There are a number of trade barriers in Mexico. One of these is the language. English is considered “the language of business”, as it is one of the most common languages spoken as well as extremely widespread. Mexico’s state language is Spanish, and a Mexican tradesman who hasn’t learned English is at a severe disadvantage. When trading with countries outside the Americas, Mexico also has the problem of distance and expense of transit to contend with; those countries are more likely to get what they need from a much closer country if they possibly can. Mexico has had problems with corruption in the past as well, which makes foreign traders and investors nervous and unsure about bringing their money and business to the country. Mexico has free trade agreements with many of its trading partners, but countries it does not have an agreement with face high tariffs. This discourages new countries from initiating trade without establishing some sort of agreement first.
Mexico is also seen as economically and politically tightly woven with the United States, which might put off countries that have shaky or negative relationships with the US. Part of the reason for that is the strong US Mexico trade agreement.

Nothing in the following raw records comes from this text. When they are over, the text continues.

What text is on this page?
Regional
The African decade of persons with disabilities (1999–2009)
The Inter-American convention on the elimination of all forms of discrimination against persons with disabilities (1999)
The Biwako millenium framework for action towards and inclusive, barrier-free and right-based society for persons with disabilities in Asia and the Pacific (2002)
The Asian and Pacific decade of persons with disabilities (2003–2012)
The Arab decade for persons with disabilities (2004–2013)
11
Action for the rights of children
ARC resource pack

Additionally, Mexico also has a system of import licensing or authorization for certain goods, including used goods, weapons, food and agricultural machinery, and medicine and medical equipment. Countries that have these as primary exports would have to leap through extra bureaucratic hoops in order to export their goods to Mexico, which discourages them from establishing trade relationships at all.

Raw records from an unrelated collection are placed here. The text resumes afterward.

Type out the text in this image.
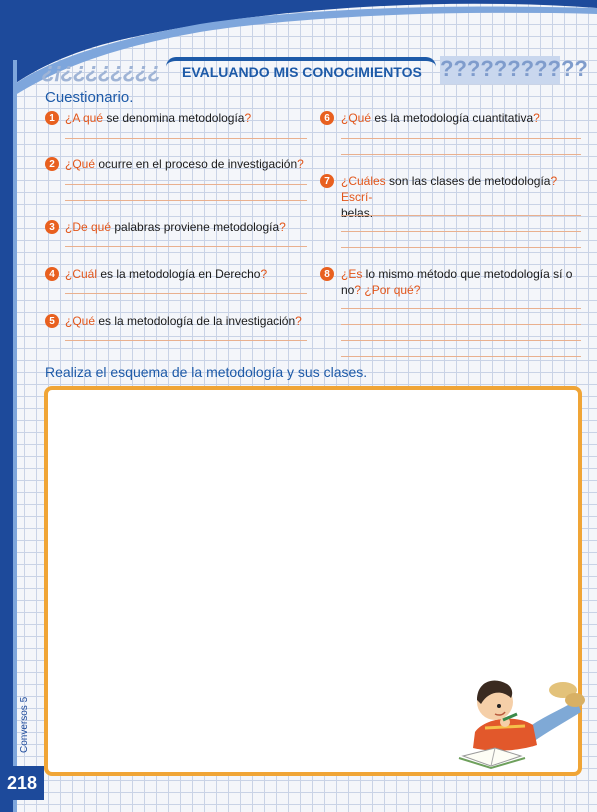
¿¡¿¿¿¿¿¿¿¿ EVALUANDO MIS CONOCIMIENTOS ???????????
Cuestionario.
1 ¿A qué se denomina metodología?
2 ¿Qué ocurre en el proceso de investigación?
3 ¿De qué palabras proviene metodología?
4 ¿Cuál es la metodología en Derecho?
5 ¿Qué es la metodología de la investigación?
6 ¿Qué es la metodología cuantitativa?
7 ¿Cuáles son las clases de metodología? Escrí-
belas.
8 ¿Es lo mismo método que metodología sí o
no? ¿Por qué?
Realiza el esquema de la metodología y sus clases.
Conversos 5
218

There are a large number of Mexico free trade agreements; in fact, Mexico has one of the most open and liberal trading networks in the world. Any country with a free trade agreement with Mexico faces no tariffs and vastly reduced import/export costs when trading with Mexico. In 1994, Mexico, Canada, and the US entered into the North American Free Trade Agreement, creating the largest single market in the world. In the years since then, Mexico has entered into 12 other free trade agreements, involving a total of 44 countries. At present, these agreements encompass: The United States, Canada, Costa Rica, Nicaragua, Chile, all of the countries in the European Union, Israel, El Salvador, Honduras, Guatemala, Uruguay, Iceland, Lichtenstein, Norway, Finland, Japan, Colombia, and Peru. Mexican goods can be exported to any of these countries with no tariffs and minimal other trade barriers.

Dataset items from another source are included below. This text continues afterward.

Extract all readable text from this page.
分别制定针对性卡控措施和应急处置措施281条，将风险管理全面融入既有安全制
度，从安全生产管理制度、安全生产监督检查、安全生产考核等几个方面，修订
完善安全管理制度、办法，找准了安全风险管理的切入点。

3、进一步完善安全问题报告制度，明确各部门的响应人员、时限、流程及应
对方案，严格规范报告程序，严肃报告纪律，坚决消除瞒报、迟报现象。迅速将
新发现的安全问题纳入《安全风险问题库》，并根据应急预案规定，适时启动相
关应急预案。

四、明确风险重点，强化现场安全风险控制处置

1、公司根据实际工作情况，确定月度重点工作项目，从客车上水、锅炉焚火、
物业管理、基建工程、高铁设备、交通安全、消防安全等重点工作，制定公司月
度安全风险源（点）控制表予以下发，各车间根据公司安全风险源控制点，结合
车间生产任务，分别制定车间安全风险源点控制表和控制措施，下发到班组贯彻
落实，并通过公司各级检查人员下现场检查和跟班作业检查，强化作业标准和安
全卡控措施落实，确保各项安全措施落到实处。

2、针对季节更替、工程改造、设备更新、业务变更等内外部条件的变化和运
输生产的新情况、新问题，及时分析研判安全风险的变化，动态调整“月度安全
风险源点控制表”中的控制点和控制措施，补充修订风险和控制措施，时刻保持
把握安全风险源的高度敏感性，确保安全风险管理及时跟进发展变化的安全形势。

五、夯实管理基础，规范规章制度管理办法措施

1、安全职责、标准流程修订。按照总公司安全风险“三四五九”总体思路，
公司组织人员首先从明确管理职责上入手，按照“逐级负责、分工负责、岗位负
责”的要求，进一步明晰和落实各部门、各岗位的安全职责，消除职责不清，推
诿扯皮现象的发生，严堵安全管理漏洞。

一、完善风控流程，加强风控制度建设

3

Mexico has also been invited to join the Trans-Pacific Partnership. Other countries involved in the TPP, a few of which Mexico already has free trade agreements with, include: the US, Canada, Australia, New Zealand, Brunei, Malaysia, Peru, Chile, Vietnam, and Singapore. Should the TPP be approved by each of these countries, they will all be incorporated into a massive multilateral free trade agreement.
Mexico has been making a concentrated effort to expand and liberalize its trade since the early 1990s; as a result, Mexico now has one of the most open trade policies in the world. The economic downturn of recent years has hurt the country, but its export system is still going strong and expands its scope to new countries at every opportunity. For vehicle, electronics, and machine parts manufacturers, relocating to Mexico opens up a huge export market and offers many, many more chances to find new buyers for their goods.